Pero cuando llegaron los dos ejecutivos de traje oscuro no era precisamente para formalizar el pago.
—Mrs. Collins —dijo el mayor—, espero que comprenda nuestra postura. Lo sentimos muchísimo y comprendemos lo difícil de su situación. El problema es que no podemos autorizar el pago de las pólizas de su marido sin un certificado de defunción, y no van a extenderlo.
Catherine lo miró fijamente.
—¿Se refiere a que no van a extenderlo hasta que tengan pruebas fehacientes de su muerte? Pero ¿y si las aguas arrastraron el cuerpo río abajo hasta el Atlántico?
Los dos hombres parecían incómodos. Esta vez respondió el más joven.
—Mrs. Collins, el Servicio de Autopistas de Nueva York, propietario y explotador del puente Tappan Zee, ha llevado a cabo una investigación exhaustiva para recuperar a las víctimas y los restos del accidente. Aunque las explosiones hayan destrozado los vehículos, hay que tener en cuenta que las partes pesadas, como la caja de velocidades y el motor, no se desintegran. Además de un camión con remolque y un camión cisterna, cayeron al no seis coches, o siete si incluimos el de su marido. Se han encontrado partes de todos los otros vehículos, así como el resto de los cuerpos. En el lecho del río, en el lugar del accidente, no hay ni una rueda, ni una puerta, ni un trozo de motor de Cadillac.

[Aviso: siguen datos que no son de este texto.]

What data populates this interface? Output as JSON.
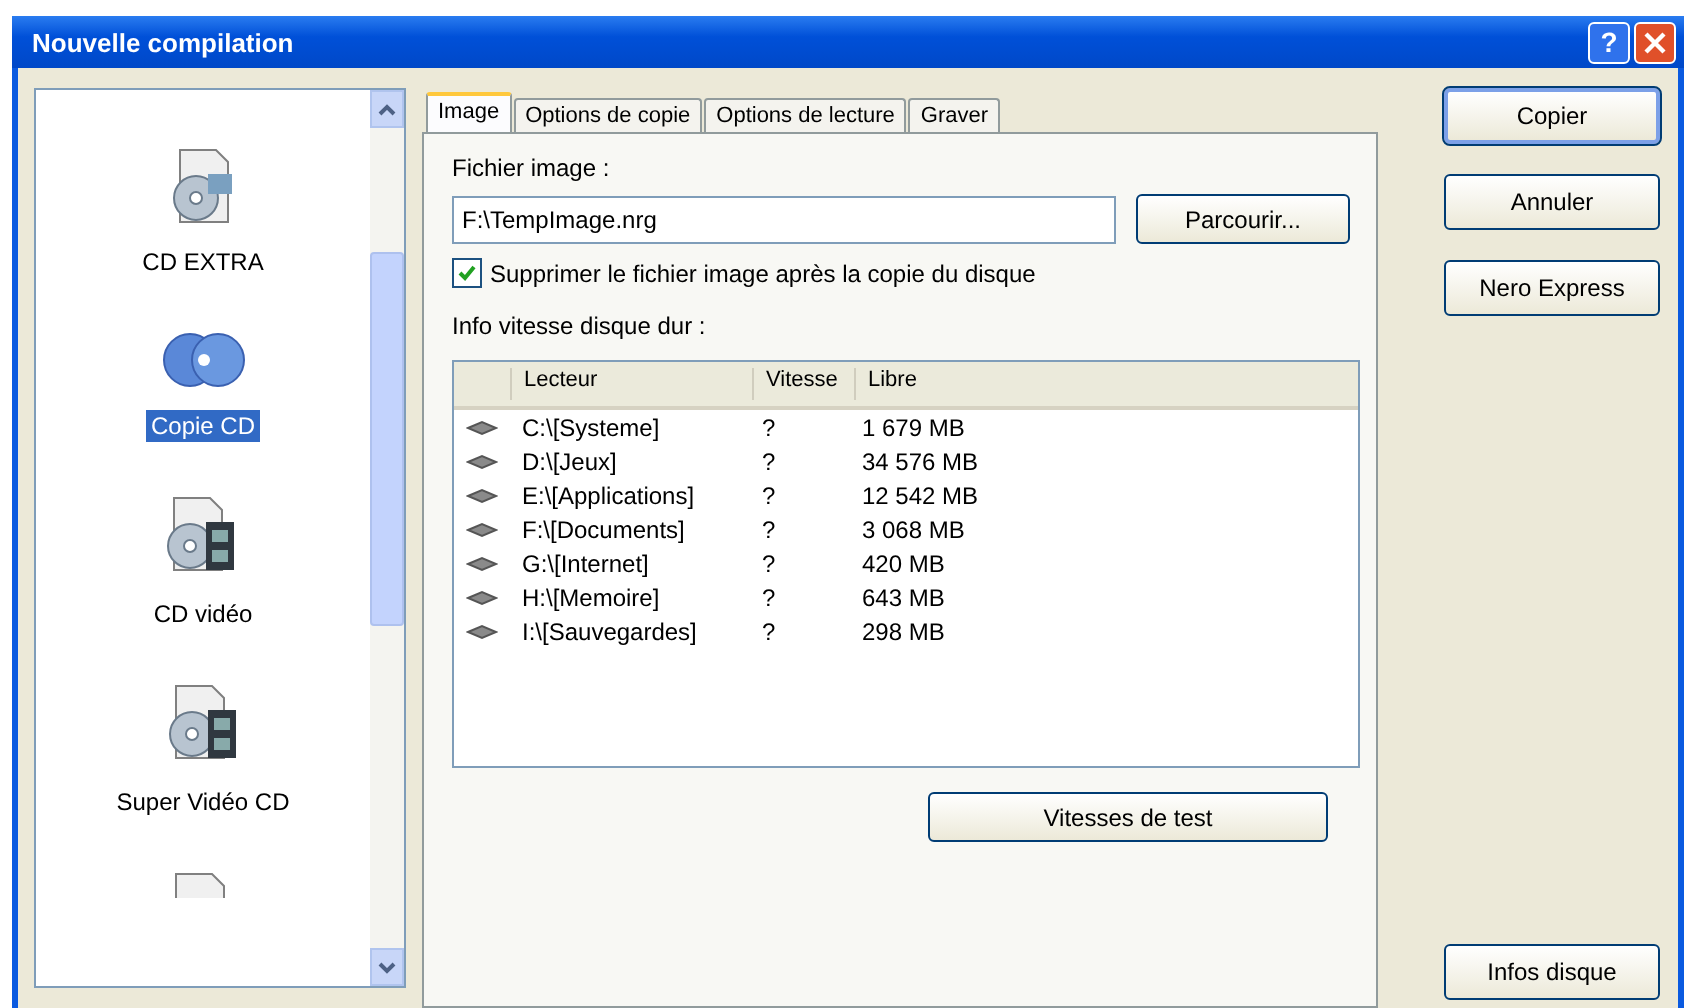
{
  "window": {
    "title": "Nouvelle compilation",
    "help": "?"
  },
  "sidebar": {
    "items": [
      {
        "label": "CD EXTRA",
        "kind": "extra",
        "selected": false
      },
      {
        "label": "Copie CD",
        "kind": "copy",
        "selected": true
      },
      {
        "label": "CD vidéo",
        "kind": "video",
        "selected": false
      },
      {
        "label": "Super Vidéo CD",
        "kind": "video",
        "selected": false
      }
    ]
  },
  "tabs": [
    {
      "label": "Image",
      "selected": true
    },
    {
      "label": "Options de copie",
      "selected": false
    },
    {
      "label": "Options de lecture",
      "selected": false
    },
    {
      "label": "Graver",
      "selected": false
    }
  ],
  "image_file": {
    "label": "Fichier image :",
    "value": "F:\\TempImage.nrg",
    "browse_button": "Parcourir..."
  },
  "delete_option": {
    "label": "Supprimer le fichier image après la copie du disque",
    "checked": true
  },
  "disk_info": {
    "label": "Info vitesse disque dur :",
    "columns": [
      "Lecteur",
      "Vitesse",
      "Libre"
    ],
    "rows": [
      {
        "drive": "C:\\[Systeme]",
        "speed": "?",
        "free": "1 679 MB"
      },
      {
        "drive": "D:\\[Jeux]",
        "speed": "?",
        "free": "34 576 MB"
      },
      {
        "drive": "E:\\[Applications]",
        "speed": "?",
        "free": "12 542 MB"
      },
      {
        "drive": "F:\\[Documents]",
        "speed": "?",
        "free": "3 068 MB"
      },
      {
        "drive": "G:\\[Internet]",
        "speed": "?",
        "free": "420 MB"
      },
      {
        "drive": "H:\\[Memoire]",
        "speed": "?",
        "free": "643 MB"
      },
      {
        "drive": "I:\\[Sauvegardes]",
        "speed": "?",
        "free": "298 MB"
      }
    ],
    "test_button": "Vitesses de test"
  },
  "buttons": [
    {
      "label": "Copier",
      "kind": "default"
    },
    {
      "label": "Annuler",
      "kind": "normal"
    },
    {
      "label": "Nero Express",
      "kind": "normal"
    },
    {
      "label": "Infos disque",
      "kind": "bottom"
    }
  ]
}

—Está diciendo que… —Catherine no conseguía formar las palabras.
—Estamos diciendo que, en el informe exhaustivo que las autoridades del Servicio de Autopistas están a punto de expedir, se afirma categóricamente que es imposible que Edwin Collins haya perecido aquella noche en el accidente del puente. Los expertos piensan que, aunque haya estado en el puente, no fue una de las víctimas. Creemos que consiguió salir ileso del accidente y aprovechó lo propicio de la situación para desaparecer tal como había planeado. Suponemos que pensó que usted y su hija quedarían cubiertas gracias al seguro, y decidió empezar una nueva vida que ya había planeado.